Mrs. Gott had been wiping her eyes with one hand, and putting the key into the lock with the other, while talking, and she now stood regarding her young companion with a sort of motherly interest, as she made this appeal to her experience. Anna blushed ‘rosy red,’ and raised her gloved hand to turn the key, as if desirous of getting away from the earnest look of the matron.
“That’s just the way with all of us, Miss Anna!” continued Mrs. Gott. “We listen, and listen, and listen; and believe, and believe, and believe, until we are no longer the gay, light-hearted creatures that we were, but become mopy, and sighful, and anxious, to a degree that makes us forget father and mother, and fly from the paternal roof.”
“Will you have the kindness, now, to let me into the gaol?” said Anna, in the gentlest voice imaginable.
“In a minute, my dear—I call you my dear, because I like you; for I never use what Gott calls ‘high flown.’ There is Mr.
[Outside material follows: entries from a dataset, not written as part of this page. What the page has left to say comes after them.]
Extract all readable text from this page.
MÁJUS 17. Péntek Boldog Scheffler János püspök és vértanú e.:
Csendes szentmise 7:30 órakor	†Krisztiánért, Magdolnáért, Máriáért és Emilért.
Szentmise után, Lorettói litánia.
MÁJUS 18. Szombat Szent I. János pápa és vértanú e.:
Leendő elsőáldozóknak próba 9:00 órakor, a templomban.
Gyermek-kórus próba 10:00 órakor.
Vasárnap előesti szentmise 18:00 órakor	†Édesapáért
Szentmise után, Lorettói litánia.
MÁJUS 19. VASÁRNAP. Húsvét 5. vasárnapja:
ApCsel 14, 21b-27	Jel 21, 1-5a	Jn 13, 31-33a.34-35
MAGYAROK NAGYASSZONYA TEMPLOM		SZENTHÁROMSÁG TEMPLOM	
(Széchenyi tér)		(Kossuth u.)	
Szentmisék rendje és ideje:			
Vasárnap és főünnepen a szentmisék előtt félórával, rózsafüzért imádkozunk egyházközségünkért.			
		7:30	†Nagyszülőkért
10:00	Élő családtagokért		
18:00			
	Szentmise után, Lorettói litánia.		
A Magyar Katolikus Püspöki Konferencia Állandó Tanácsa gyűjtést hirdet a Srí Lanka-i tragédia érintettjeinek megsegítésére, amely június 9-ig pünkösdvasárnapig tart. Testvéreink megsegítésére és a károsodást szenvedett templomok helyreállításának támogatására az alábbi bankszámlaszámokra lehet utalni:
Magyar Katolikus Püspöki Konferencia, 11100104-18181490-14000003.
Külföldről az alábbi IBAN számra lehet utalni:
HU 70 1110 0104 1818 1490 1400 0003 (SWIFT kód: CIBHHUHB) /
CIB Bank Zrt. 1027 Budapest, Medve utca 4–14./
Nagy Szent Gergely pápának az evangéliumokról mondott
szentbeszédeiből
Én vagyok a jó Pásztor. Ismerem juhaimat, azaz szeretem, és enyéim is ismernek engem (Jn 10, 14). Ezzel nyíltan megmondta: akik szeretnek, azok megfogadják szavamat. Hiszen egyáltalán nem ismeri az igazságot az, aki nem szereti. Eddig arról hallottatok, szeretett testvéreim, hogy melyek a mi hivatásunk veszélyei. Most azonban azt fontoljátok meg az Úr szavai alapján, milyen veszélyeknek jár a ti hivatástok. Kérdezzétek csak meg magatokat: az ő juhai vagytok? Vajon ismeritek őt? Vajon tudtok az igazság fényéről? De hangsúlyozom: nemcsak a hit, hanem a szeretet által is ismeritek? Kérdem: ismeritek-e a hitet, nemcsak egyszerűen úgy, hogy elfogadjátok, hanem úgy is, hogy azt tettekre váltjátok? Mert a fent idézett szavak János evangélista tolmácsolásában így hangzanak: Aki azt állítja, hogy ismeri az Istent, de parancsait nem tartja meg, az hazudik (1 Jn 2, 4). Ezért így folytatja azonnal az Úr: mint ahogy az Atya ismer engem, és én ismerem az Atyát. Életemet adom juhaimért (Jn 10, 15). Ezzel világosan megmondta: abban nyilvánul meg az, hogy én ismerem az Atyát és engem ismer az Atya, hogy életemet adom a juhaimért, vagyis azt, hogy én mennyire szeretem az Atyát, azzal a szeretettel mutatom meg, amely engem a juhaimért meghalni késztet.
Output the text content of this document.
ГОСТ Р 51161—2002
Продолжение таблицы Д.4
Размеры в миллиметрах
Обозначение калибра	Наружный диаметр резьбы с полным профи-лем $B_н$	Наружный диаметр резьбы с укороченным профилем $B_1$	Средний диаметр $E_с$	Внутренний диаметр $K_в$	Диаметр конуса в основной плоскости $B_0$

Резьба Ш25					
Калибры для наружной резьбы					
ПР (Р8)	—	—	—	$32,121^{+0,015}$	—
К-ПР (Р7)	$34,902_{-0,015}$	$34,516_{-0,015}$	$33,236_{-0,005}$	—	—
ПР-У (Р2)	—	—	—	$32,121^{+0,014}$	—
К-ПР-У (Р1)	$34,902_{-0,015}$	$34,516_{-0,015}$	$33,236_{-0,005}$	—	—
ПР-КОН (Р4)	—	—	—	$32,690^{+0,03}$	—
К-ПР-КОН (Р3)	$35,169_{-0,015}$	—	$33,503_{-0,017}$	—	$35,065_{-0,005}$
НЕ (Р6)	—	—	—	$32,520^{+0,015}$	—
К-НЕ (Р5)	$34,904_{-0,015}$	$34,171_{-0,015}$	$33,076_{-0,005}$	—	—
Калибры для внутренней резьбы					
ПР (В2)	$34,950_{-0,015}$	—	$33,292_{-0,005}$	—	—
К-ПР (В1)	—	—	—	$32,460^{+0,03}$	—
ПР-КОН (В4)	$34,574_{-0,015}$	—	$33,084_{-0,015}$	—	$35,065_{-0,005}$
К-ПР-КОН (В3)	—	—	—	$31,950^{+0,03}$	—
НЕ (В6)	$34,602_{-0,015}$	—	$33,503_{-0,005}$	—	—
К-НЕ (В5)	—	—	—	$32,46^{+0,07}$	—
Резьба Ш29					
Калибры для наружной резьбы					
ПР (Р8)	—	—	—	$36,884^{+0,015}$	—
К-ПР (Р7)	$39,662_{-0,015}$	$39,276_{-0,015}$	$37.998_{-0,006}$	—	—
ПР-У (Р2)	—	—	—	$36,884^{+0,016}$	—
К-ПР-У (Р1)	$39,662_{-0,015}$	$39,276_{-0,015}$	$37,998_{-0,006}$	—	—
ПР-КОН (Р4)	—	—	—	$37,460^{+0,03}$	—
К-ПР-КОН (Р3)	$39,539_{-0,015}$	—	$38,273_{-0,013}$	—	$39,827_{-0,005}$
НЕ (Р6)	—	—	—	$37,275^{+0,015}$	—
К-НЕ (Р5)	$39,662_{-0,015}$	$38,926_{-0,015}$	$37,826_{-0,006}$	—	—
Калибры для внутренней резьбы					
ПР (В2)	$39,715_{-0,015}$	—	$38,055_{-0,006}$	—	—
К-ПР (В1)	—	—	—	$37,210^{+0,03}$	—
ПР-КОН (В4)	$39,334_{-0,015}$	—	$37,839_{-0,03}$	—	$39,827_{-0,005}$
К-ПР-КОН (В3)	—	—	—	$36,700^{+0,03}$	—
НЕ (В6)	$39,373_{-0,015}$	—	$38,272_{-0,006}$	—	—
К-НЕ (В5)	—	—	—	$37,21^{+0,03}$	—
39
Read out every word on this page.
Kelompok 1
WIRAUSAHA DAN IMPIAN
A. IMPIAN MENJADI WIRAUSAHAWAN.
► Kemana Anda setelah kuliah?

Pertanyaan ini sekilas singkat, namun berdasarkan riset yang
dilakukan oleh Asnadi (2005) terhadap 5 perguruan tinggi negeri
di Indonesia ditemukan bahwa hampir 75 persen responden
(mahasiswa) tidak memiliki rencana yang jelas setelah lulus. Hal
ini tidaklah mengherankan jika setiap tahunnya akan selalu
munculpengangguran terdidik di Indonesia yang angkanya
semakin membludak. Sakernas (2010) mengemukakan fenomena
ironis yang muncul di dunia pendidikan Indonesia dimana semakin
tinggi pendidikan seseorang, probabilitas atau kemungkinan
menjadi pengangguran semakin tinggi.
John Wilmeter, now, as handsome and agreeable a youth as ever came to Biberry. He comes here two or three times a day, and sits and talks with me in the most agreeable way, until I’ve got to like him better than any young man of my acquaintance. He talks of you, quite half the time; and when he is not talking of you, he is thinking of you, as I know by the way he gazes at this very door.”
“Perhaps his thoughts are on Mary Monson,” answered Anna, blushing scarlet. “You know she is a sort of client of his, and he has been here in her service, for a good while.”
“She hardly ever saw him; scarcely ever, except at this grate. His foot never crossed this threshold, until his uncle came; and since, I believe he has gone in but once. Mary Monson is not the being he worships.”
“I trust he worships the Being we all worship, Mrs. Gott,” struggling gently to turn the key, and succeeding. “It is not for us poor frail beings to talk of being worshipped.”